Diary of a Chambermaid (Luis Bunuel, 1964)

 

Diary of a Chambermaid is yet another mesmerizingly well-controlled, implication-heavy Luis Bunuel masterpiece, and one of his most underrated works. Celestine (the ideal Jeanne Moreau) comes from Paris to take the titular job in the provinces, almost immediately pegging the woman of the house as a “cow,” and rapidly becoming an object of desire for almost every male in sight, the nature of those desires varying from an old man’s foot fetish to a co-employee’s plan of making her a partner in a business venture; she fairly rapidly quits, but then changes her mind after the brutal murder of a little girl of whom she was fond.
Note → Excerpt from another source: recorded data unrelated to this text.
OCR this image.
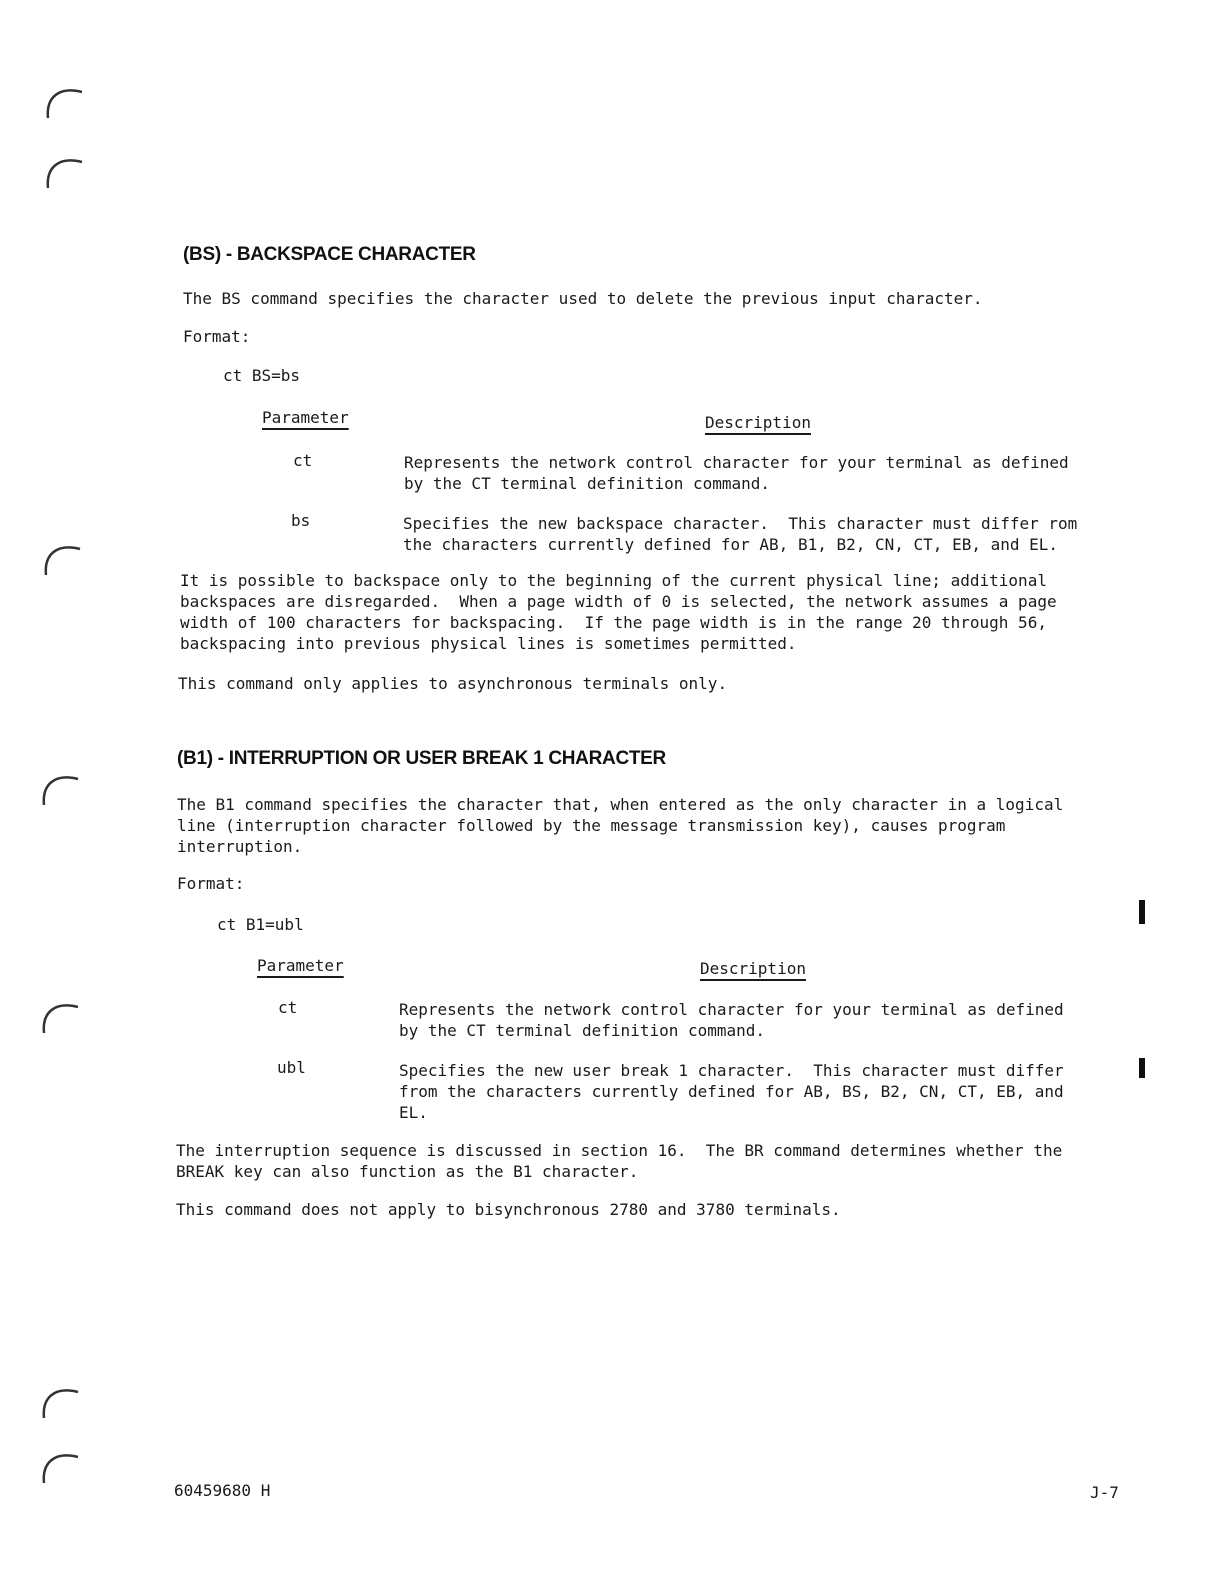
(BS) - BACKSPACE CHARACTER
The BS command specifies the character used to delete the previous input character.
Format:
ct BS=bs
Parameter	Description
ct	Represents the network control character for your terminal as defined
by the CT terminal definition command.
bs	Specifies the new backspace character.  This character must differ rom
the characters currently defined for AB, B1, B2, CN, CT, EB, and EL.
It is possible to backspace only to the beginning of the current physical line; additional
backspaces are disregarded.  When a page width of 0 is selected, the network assumes a page
width of 100 characters for backspacing.  If the page width is in the range 20 through 56,
backspacing into previous physical lines is sometimes permitted.
This command only applies to asynchronous terminals only.
(B1) - INTERRUPTION OR USER BREAK 1 CHARACTER
The B1 command specifies the character that, when entered as the only character in a logical
line (interruption character followed by the message transmission key), causes program
interruption.
Format:
ct B1=ubl
Parameter	Description
ct	Represents the network control character for your terminal as defined
by the CT terminal definition command.
ubl	Specifies the new user break 1 character.  This character must differ
from the characters currently defined for AB, BS, B2, CN, CT, EB, and
EL.
The interruption sequence is discussed in section 16.  The BR command determines whether the
BREAK key can also function as the B1 character.
This command does not apply to bisynchronous 2780 and 3780 terminals.
60459680 H	J-7
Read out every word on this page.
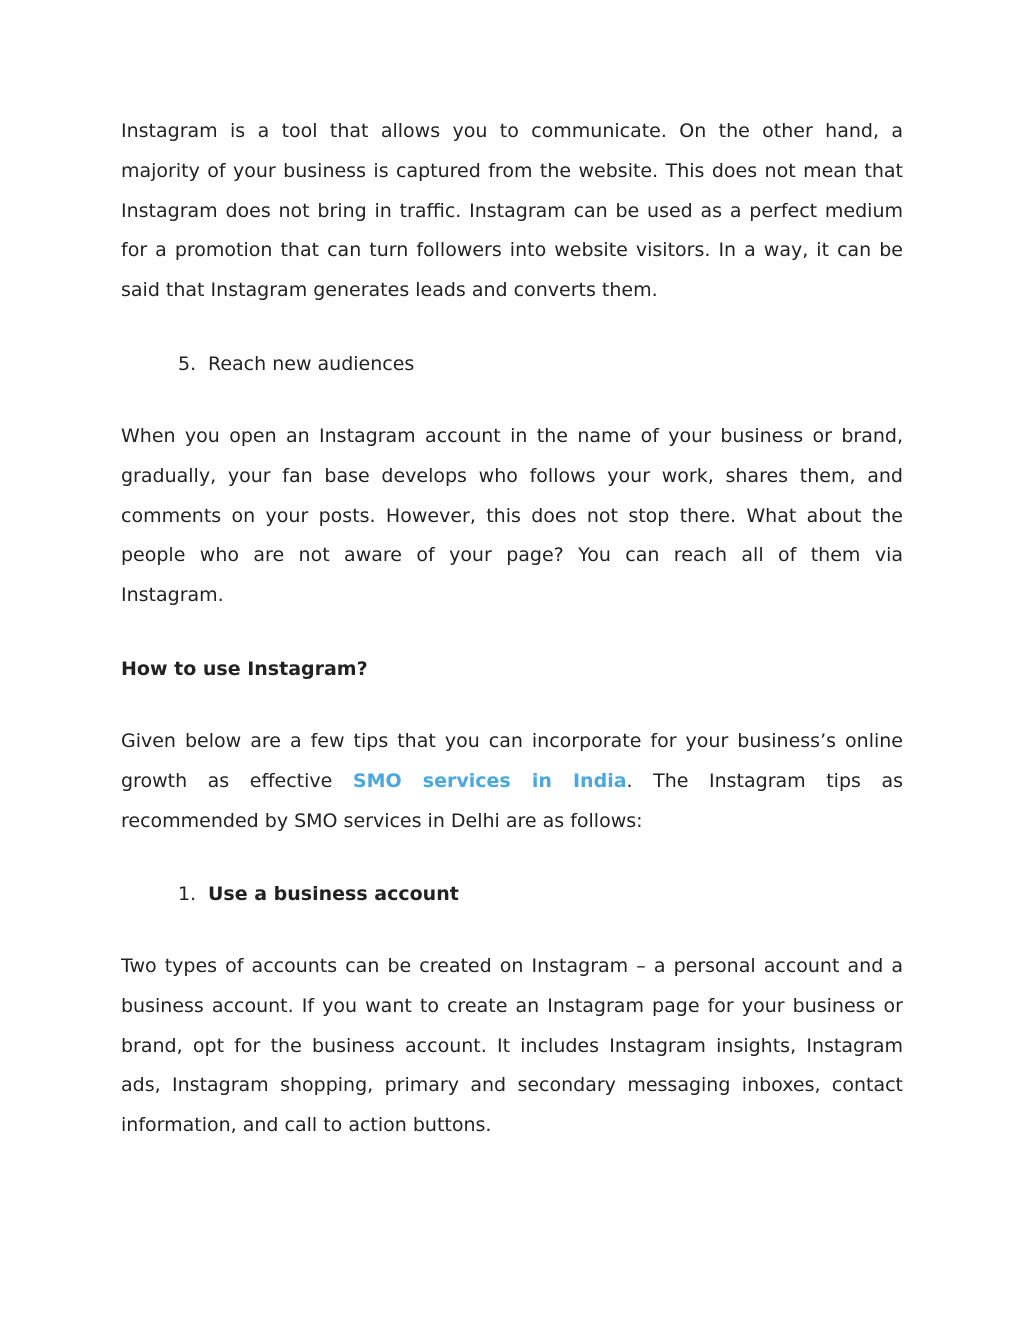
Instagram is a tool that allows you to communicate. On the other hand, a
majority of your business is captured from the website. This does not mean that
Instagram does not bring in traffic. Instagram can be used as a perfect medium
for a promotion that can turn followers into website visitors. In a way, it can be
said that Instagram generates leads and converts them.
5. Reach new audiences
When you open an Instagram account in the name of your business or brand,
gradually, your fan base develops who follows your work, shares them, and
comments on your posts. However, this does not stop there. What about the
people who are not aware of your page? You can reach all of them via
Instagram.
How to use Instagram?
Given below are a few tips that you can incorporate for your business’s online
growth as effective SMO services in India. The Instagram tips as
recommended by SMO services in Delhi are as follows:
1. Use a business account
Two types of accounts can be created on Instagram – a personal account and a
business account. If you want to create an Instagram page for your business or
brand, opt for the business account. It includes Instagram insights, Instagram
ads, Instagram shopping, primary and secondary messaging inboxes, contact
information, and call to action buttons.
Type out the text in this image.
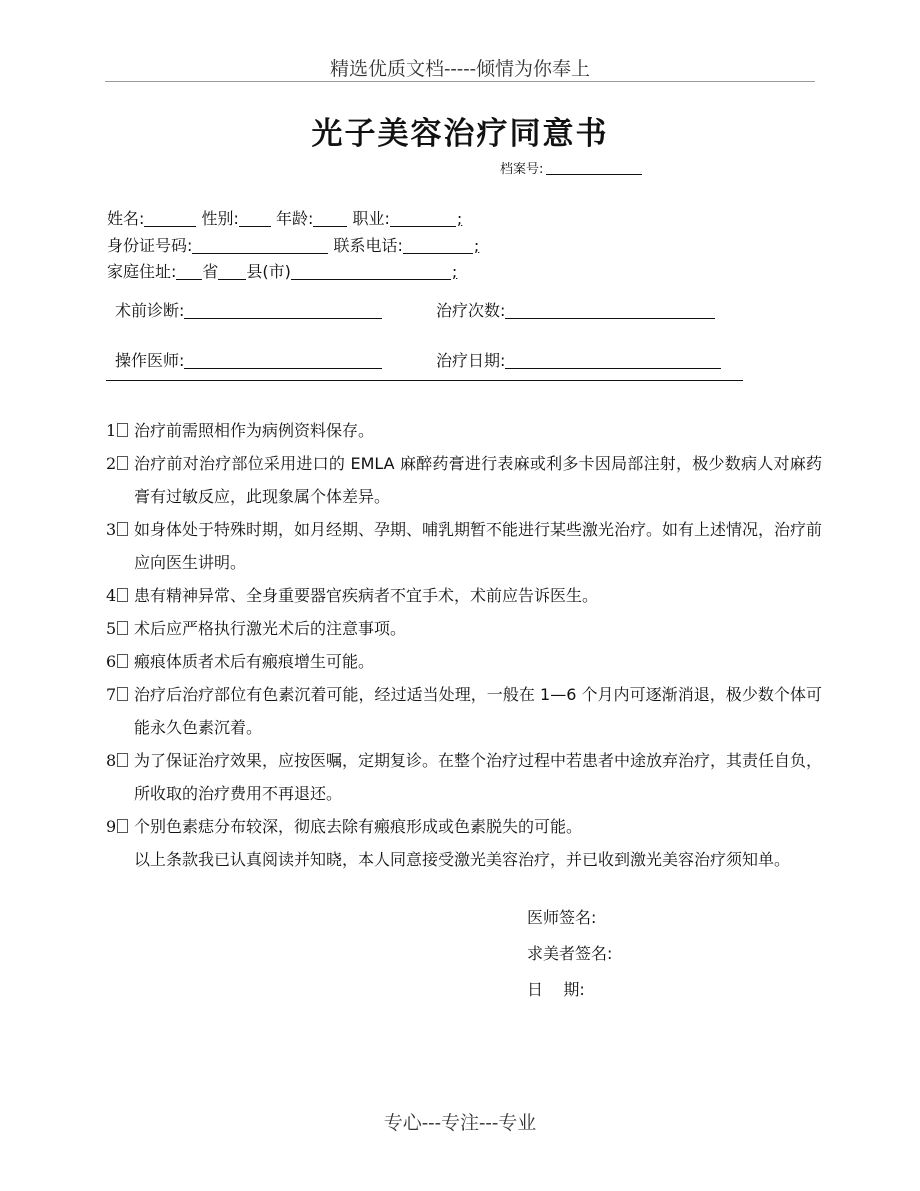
精选优质文档-----倾情为你奉上
光子美容治疗同意书
档案号:
姓名:	性别: 年龄: 职业:	;
身份证号码:	联系电话:	;
家庭住址: 省 县(市)	;
术前诊断:	治疗次数:
操作医师:	治疗日期:
1	治疗前需照相作为病例资料保存。
2	治疗前对治疗部位采用进口的 EMLA 麻醉药膏进行表麻或利多卡因局部注射，极少数病人对麻药膏有过敏反应，此现象属个体差异。
3	如身体处于特殊时期，如月经期、孕期、哺乳期暂不能进行某些激光治疗。如有上述情况，治疗前应向医生讲明。
4	患有精神异常、全身重要器官疾病者不宜手术，术前应告诉医生。
5	术后应严格执行激光术后的注意事项。
6	瘢痕体质者术后有瘢痕增生可能。
7	治疗后治疗部位有色素沉着可能，经过适当处理，一般在 1—6 个月内可逐渐消退，极少数个体可能永久色素沉着。
8	为了保证治疗效果，应按医嘱，定期复诊。在整个治疗过程中若患者中途放弃治疗，其责任自负，所收取的治疗费用不再退还。
9	个别色素痣分布较深，彻底去除有瘢痕形成或色素脱失的可能。
以上条款我已认真阅读并知晓，本人同意接受激光美容治疗，并已收到激光美容治疗须知单。
医师签名:
求美者签名:
日    期:
专心---专注---专业
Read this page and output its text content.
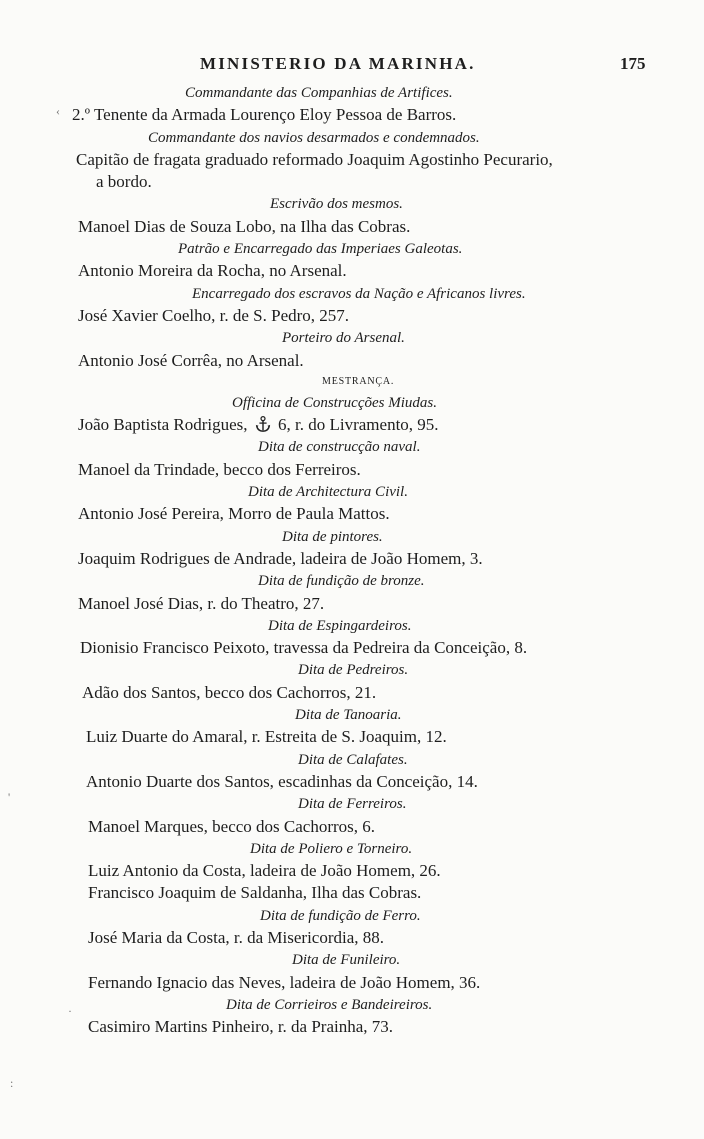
MINISTERIO DA MARINHA.	175
Commandante das Companhias de Artifices.
2.º Tenente da Armada Lourenço Eloy Pessoa de Barros.
Commandante dos navios desarmados e condemnados.
Capitão de fragata graduado reformado Joaquim Agostinho Pecurario,
a bordo.
Escrivão dos mesmos.
Manoel Dias de Souza Lobo, na Ilha das Cobras.
Patrão e Encarregado das Imperiaes Galeotas.
Antonio Moreira da Rocha, no Arsenal.
Encarregado dos escravos da Nação e Africanos livres.
José Xavier Coelho, r. de S. Pedro, 257.
Porteiro do Arsenal.
Antonio José Corrêa, no Arsenal.
MESTRANÇA.
Officina de Construcções Miudas.
João Baptista Rodrigues, 6, r. do Livramento, 95.
Dita de construcção naval.
Manoel da Trindade, becco dos Ferreiros.
Dita de Architectura Civil.
Antonio José Pereira, Morro de Paula Mattos.
Dita de pintores.
Joaquim Rodrigues de Andrade, ladeira de João Homem, 3.
Dita de fundição de bronze.
Manoel José Dias, r. do Theatro, 27.
Dita de Espingardeiros.
Dionisio Francisco Peixoto, travessa da Pedreira da Conceição, 8.
Dita de Pedreiros.
Adão dos Santos, becco dos Cachorros, 21.
Dita de Tanoaria.
Luiz Duarte do Amaral, r. Estreita de S. Joaquim, 12.
Dita de Calafates.
Antonio Duarte dos Santos, escadinhas da Conceição, 14.
Dita de Ferreiros.
Manoel Marques, becco dos Cachorros, 6.
Dita de Poliero e Torneiro.
Luiz Antonio da Costa, ladeira de João Homem, 26.
Francisco Joaquim de Saldanha, Ilha das Cobras.
Dita de fundição de Ferro.
José Maria da Costa, r. da Misericordia, 88.
Dita de Funileiro.
Fernando Ignacio das Neves, ladeira de João Homem, 36.
Dita de Corrieiros e Bandeireiros.
Casimiro Martins Pinheiro, r. da Prainha, 73.
‹
·
'
:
The film evidences throughout Bunuel’s uncanny facility to electrify the cinematic space by heightening our sense of objects and relations, and is full of bitingly concise character studies; for instance, the husband (Michel Piccoli) is increasingly exposed as a desperate husk, all financial resources controlled by his wife, desperately searching for validation (when he finally gives up on Celestine and turns his attention to another, less self-assured servant, the poor woman’s quiet tears devastatingly drive home his calculating cruelty). Celestine ultimately finds a way to ascend within the local bourgeoisie, but then the final scene provides a classic Bunuelian swerve away from the main narrative, putting her machinations in vicious perspective: individual fortunes may rise and fall, but history meanwhile marches on, and the lascivious pleasure on one character’s face in the closing moments may be the film’s scariest image, seeming to look ahead to our own age of narcissistic strong men. For whatever reason, the film isn’t typically included in a summary of Bunuel’s greatest films (which admittedly is some pretty crowded territory), but it’s suffused in his unique mixture of ruthless elegance and cinematic grace, allowing us to cross off familiar Bunuelian targets while remaining constantly surprising, even startling.